Danville-like Christmas display would require funds, volunteers
Using Ellis Park in Danville as a shining example of how a community can decorate for the holidays, Greencastle Park and Recreation Department officials are looking to ramp up future Christmas activity at Robe-Ann Park.
Park Director Rod Weinschenk and others took a field trip to Danville last month to see the Winterland Light Show firsthand at Ellis Park off U.S. 36.
The lighted loop through the Danville park boasts more than one million light bulbs in a community tradition of at least 20 years.
"We've been talking about maybe we could do something like that," Weinschenk told the Park Board at its January meeting at City Hall.

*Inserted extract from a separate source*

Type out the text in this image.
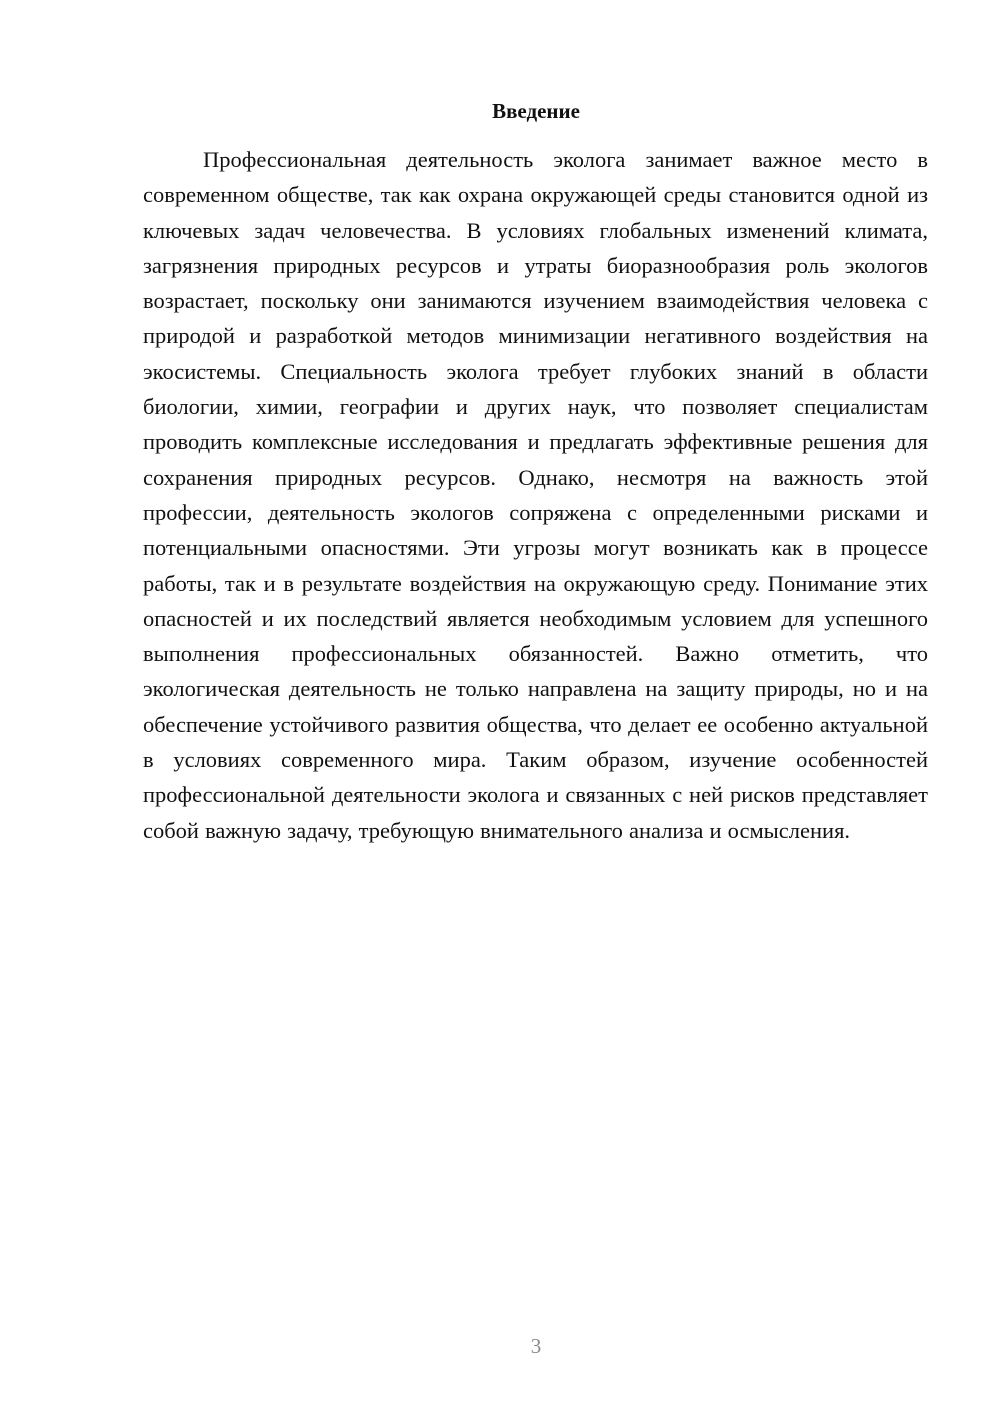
Введение

Профессиональная деятельность эколога занимает важное место в современном обществе, так как охрана окружающей среды становится одной из ключевых задач человечества. В условиях глобальных изменений климата, загрязнения природных ресурсов и утраты биоразнообразия роль экологов возрастает, поскольку они занимаются изучением взаимодействия человека с природой и разработкой методов минимизации негативного воздействия на экосистемы. Специальность эколога требует глубоких знаний в области биологии, химии, географии и других наук, что позволяет специалистам проводить комплексные исследования и предлагать эффективные решения для сохранения природных ресурсов. Однако, несмотря на важность этой профессии, деятельность экологов сопряжена с определенными рисками и потенциальными опасностями. Эти угрозы могут возникать как в процессе работы, так и в результате воздействия на окружающую среду. Понимание этих опасностей и их последствий является необходимым условием для успешного выполнения профессиональных обязанностей. Важно отметить, что экологическая деятельность не только направлена на защиту природы, но и на обеспечение устойчивого развития общества, что делает ее особенно актуальной в условиях современного мира. Таким образом, изучение особенностей профессиональной деятельности эколога и связанных с ней рисков представляет собой важную задачу, требующую внимательного анализа и осмысления.

3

The Danville display, he said, has a significant investment -- estimated as much as $750,000 -- wrapped up in lights, elaborate decorations and ornaments at the park.
"We could do something certainly on a smaller scale," the park director added. "We could start small and we'd need volunteers."
The Danville event apparently began as an all-volunteer effort and continues with unpaid community members aiding seven or eight park employees.
Set-up alone requires two months of labor, Weinschenk noted, while volunteers nightly staff the entryways and monitor displays while collecting an $8-per-carload fee over four hours each evening once the light show opens.
"They made enough money last year (Christmas 2013)," Weinschenk said, to use $30,000 on a 30-foot Christmas tree display that features holiday music synchronized to blinking snowflake ornaments.
In contrast, this year at Robe-Ann Park, a couple of trees were adorned with Christmas lights and a few ground displays (Santa, Frosty, polar bears and a couple of dinosaurs) were placed near the splash park and the Bloomington Street entrance.
Weinschenk hopes to increase such holiday activity next year and in the future.
"Can it be done?," he asked. "Yes, but it will take a volunteer effort to complete."
Park Board members, while not taking a vote on the matter, encouraged the department's interest in the project, expressing optimism over its potential for greater exposure for the park.
Meanwhile, the Park Board endorsed an addition to Big Walnut Sports Park as Boy Scout Troop 93 Eagle Scout candidate Ethan Boyd, 17, Cloverdale, plans to install a "Little Library" there like the two-feet-wide, 2.5-feet-tall boxes he has put in at the Cloverdale Park and the Reelsville fire station.
The Big Walnut addition will be attached to the shelterhouse near the playground.
A "Little Library," which operates on the take-a-book, leave-a-book method, is already in operation at Robe-Ann Park after its creation by John and Diana LaViolette and has been "very successful," Weinschenk said, noting it has not even been bothered by vandals.
Boyd recently received a $245 grant from the Putnam County Community Foundation to assist his "Little Library" efforts.
The Park Board voted unanimously to allow the project at Big Walnut Sports Park.